La première partie de la saison 2 de Mercredi prolonge le voyage dans un univers toujours plus macabre et stylisé de la famille Addams. L’ambiance est plus sombre, plus sérieuse, l'humour noir plus mordant, une évolution logique qui contribue à donner à la série un ton plus adulte, sans pour autant se débarrasser de son étiquette de série young adult.
La promesse d'une saison plus horrifique n'est qu'à moitié tenue et, mis à part un budget faux sang plus important, la véritable horreur est absente. À voir si la deuxième partie décide d’assumer ce parti pris qui donnerait vraiment un intérêt à l'univers de la série, ou s’ils préfèrent garder un public très large sans prise de risque.
On sent que le personnage de Mercredi est plus mature, et a gagné en profondeur. Fini le love interest maladroit et inutile, l’accent est mis sur la place centrale du personnage dans le récit. L'influence de l’actrice, devenue productrice exécutive sur la saison 2, est palpable sur son personnage mais aussi sur la tournure que prennent l'école et ses élèves. La petite métaphore de la popularité de Mercredi, après qu'elle a sauvé l'école, qu'elle repousse avec sarcasme, reflète sa propulsion au rang de star internationalequ’elle-même a atteint dans la réalité en partie grâce à Mercredi, et qui lui a été très inconfortable.

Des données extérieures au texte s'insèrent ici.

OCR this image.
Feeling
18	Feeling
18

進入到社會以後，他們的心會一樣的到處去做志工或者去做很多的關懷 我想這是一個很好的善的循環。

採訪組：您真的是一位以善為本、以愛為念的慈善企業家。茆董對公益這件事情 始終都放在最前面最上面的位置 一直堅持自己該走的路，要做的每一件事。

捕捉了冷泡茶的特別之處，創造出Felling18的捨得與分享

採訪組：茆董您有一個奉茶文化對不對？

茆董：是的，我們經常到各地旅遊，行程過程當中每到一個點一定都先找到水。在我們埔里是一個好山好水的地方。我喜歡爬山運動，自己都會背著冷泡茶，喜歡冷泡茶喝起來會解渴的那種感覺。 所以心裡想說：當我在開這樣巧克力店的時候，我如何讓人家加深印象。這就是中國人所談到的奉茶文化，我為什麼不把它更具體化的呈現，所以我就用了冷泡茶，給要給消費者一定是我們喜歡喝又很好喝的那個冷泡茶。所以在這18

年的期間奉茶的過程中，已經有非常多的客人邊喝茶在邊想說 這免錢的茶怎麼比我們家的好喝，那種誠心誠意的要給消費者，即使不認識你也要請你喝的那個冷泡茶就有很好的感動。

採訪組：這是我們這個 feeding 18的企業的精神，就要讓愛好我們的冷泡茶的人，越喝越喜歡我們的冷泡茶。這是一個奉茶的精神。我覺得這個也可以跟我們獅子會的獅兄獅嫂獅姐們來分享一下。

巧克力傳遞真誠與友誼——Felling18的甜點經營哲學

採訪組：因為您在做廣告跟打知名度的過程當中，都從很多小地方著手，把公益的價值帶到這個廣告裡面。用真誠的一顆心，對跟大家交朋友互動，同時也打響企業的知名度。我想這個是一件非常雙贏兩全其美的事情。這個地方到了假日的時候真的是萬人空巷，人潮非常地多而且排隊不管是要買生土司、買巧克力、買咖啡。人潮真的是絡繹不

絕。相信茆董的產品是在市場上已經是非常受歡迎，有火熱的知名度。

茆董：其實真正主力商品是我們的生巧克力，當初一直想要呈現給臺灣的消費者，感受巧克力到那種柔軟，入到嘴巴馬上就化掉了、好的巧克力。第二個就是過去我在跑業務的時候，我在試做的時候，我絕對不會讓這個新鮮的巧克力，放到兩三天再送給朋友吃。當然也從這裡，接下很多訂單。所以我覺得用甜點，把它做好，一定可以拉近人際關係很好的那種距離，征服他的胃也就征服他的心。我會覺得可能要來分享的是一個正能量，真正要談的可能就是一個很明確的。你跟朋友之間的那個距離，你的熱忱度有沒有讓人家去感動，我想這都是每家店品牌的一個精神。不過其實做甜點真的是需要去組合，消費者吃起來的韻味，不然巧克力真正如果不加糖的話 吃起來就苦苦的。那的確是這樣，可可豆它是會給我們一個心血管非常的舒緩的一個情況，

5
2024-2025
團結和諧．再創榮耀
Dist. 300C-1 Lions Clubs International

Jenna Ortega prouve une nouvelle fois son talent d’actrice et porte la série sur ses épaules. La saison 2 offre quelques passages marquants, notamment les séquences flashback en noir et blanc somptueuses qui rappellent la direction artistique des premiers films La Famille Addams, mais surtout le passage en stop motion particulièrement inspiré, qui fait forcément penser au génie qu'était Tim Burton avant de se faire manger par la machine hollywoodienne. Malgré son absence à la réalisation, sa patte est toujours là.
Le problème de cette première partie, mais qui, à mon avis, va s’étendre sur la saison entière, c’est la volonté de Netflix de vouloir trop plaire à son public, comme en témoigne la structure narrative qui se révèle assez bancale. La série traîne un scénario alourdi par des sous-intrigues inutiles, voire inintéressantes, qui donnent l’impression que les épisodes sont là pour être remplis plus que pour être enrichis : pleins de personnages, de punchlines, de blagues… mais rien de vraiment utile au développement de l’histoire.
La romance, inévitable, calibrée pour plaire au public adolescent visé, est cette fois centrée autour d’Enid, dans une volonté totalement artificielle. Le personnage est relégué au second plan, et la seule justification à sa présence à l’écran — le remplissage du scénario et la romance forcée pour plaire au public — dénote vraiment. D’autant plus que des manières de faire évoluer le personnage sans en faire un personnage secondaire, il y en a plein.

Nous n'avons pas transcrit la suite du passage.